Ceven Trail: 10 Ingrédients pour une victoire!

 

Voici comment résumer ce Ceven Trail en 10 ingrédients.

Ceux qui m’ont permis d’aller chercher la victoire avec un maximum de plaisir ce jour là!

 

Ingrédient numéro 1: La prépa!

En route pour Paris, il nous fallait, avec Sissi une sortie longue à S- 2 ou S-3 pour parfaire la prépa.

Le Ceven Trail, placé deux semaines avant Paris était un peu long (62 kms et 2600+) mais en dosant les efforts, ce n’était pas une si mauvaise idée que ça…;-)

 

2/ Le cirque de Navacelles sur le parcours…

Impossible de résister à la tentation cette année d’aller se frotter à ce nouveau parcours qui me rapellerait mes années Cyclistes où j’allais me frotter lors de longues sorties vélo aux contours et cols autour du Cirque de Navacelles.

Trop envie de regoûter à ces endroits magiques…

Pour moi que des ondes positives, c’était sûr.

 

3/ une organisation au top et chaleuresuse.

On connaît très bien cette équipe d’organisation et leur savoir-faire en terme de tracé et d’accueil. Là encore, venir courir le Ceven trail, c’était certainement revenir avec de bons souvenirs.

Pari gagné. Une course vraiment fantastique, un tracé varié et audacieux, des paysages magnifiques.

 

4/ Un réveil décalé!

Départ à midi! Le must pour Sissi et moi!:-)

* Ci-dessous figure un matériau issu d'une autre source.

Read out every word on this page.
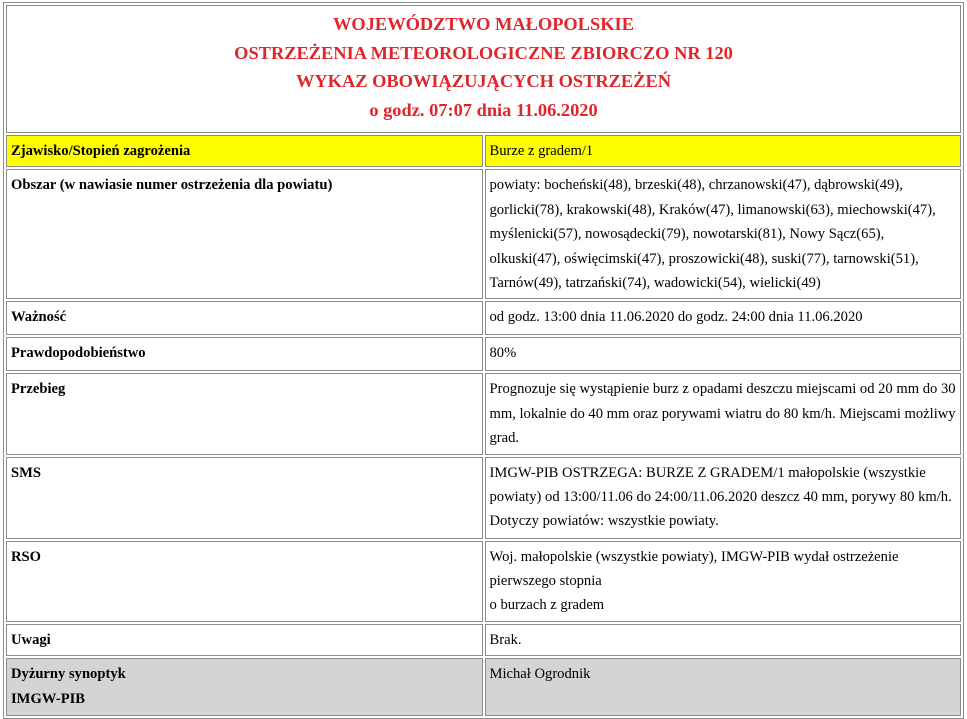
WOJEWÓDZTWO MAŁOPOLSKIE
OSTRZEŻENIA METEOROLOGICZNE ZBIORCZO NR 120
WYKAZ OBOWIĄZUJĄCYCH OSTRZEŻEŃ
o godz. 07:07 dnia 11.06.2020	

Zjawisko/Stopień zagrożenia	Burze z gradem/1
Obszar (w nawiasie numer ostrzeżenia dla powiatu)	powiaty: bocheński(48), brzeski(48), chrzanowski(47), dąbrowski(49), gorlicki(78), krakowski(48), Kraków(47), limanowski(63), miechowski(47), myślenicki(57), nowosądecki(79), nowotarski(81), Nowy Sącz(65), olkuski(47), oświęcimski(47), proszowicki(48), suski(77), tarnowski(51), Tarnów(49), tatrzański(74), wadowicki(54), wielicki(49)
Ważność	od godz. 13:00 dnia 11.06.2020 do godz. 24:00 dnia 11.06.2020
Prawdopodobieństwo	80%
Przebieg	Prognozuje się wystąpienie burz z opadami deszczu miejscami od 20 mm do 30 mm, lokalnie do 40 mm oraz porywami wiatru do 80 km/h. Miejscami możliwy grad.
SMS	IMGW-PIB OSTRZEGA: BURZE Z GRADEM/1 małopolskie (wszystkie powiaty) od 13:00/11.06 do 24:00/11.06.2020 deszcz 40 mm, porywy 80 km/h. Dotyczy powiatów: wszystkie powiaty.
RSO	Woj. małopolskie (wszystkie powiaty), IMGW-PIB wydał ostrzeżenie pierwszego stopnia
o burzach z gradem

Uwagi	Brak.

Dyżurny synoptyk
IMGW-PIB	Michał Ogrodnik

on peut petit-déjeuner tranquille!:-)

Et ne pas se réveiller avec les yeux collés! On est fan!

 

5/ Une course partagée.

Sans ambition au classement général, j’ai pris le temps de partager des bouts de route avec quelques coureurs dont François Thierry, nouveau recordman de la Sauta Roc que je ne connaissais pas!

Vraiment sympa!

Après une déroute ensemble et un scénario de course à chasser pour rattraper notre betise (on a perdu une belle poignée de minutes en plongeant sans regarder à gauche dans une vallée), il a bien fallu se serrer un peu les coudes et en rigoler!

 

6/ Quelques bouts droits pour bosser!

L’essentiel de la course « en dedans » pour ne pas lâcher trop de cartouches en vue de Paris. Quelques passages sur les plateaux (proches des Templiers) nous ont permis de bien bosser nos allures sur le plat. De belles montées à déguster sans se mettre dans le rouge, des descentes à gérer pour ne pas se casser les cuisses et des lignes droites pour mettre en route!

pas de doute, le boulot a été fait!

 

7/ Une fin de course en solitaire.

Revenu sur sébastien Bousquet au kilomètre 45 environ, j’ai pu savourer les 15 derniers kilomètres en solitaire.

Parfait pour en profiter et croiser aussi les courageux coureurs du 80.

 

8/ un passage entre les gouttes.

malgré que ce soit très très mouillé au sol ce jour là (quelques passages dans des quasi lits de rivière), l’eau n’est pas tombée du ciel.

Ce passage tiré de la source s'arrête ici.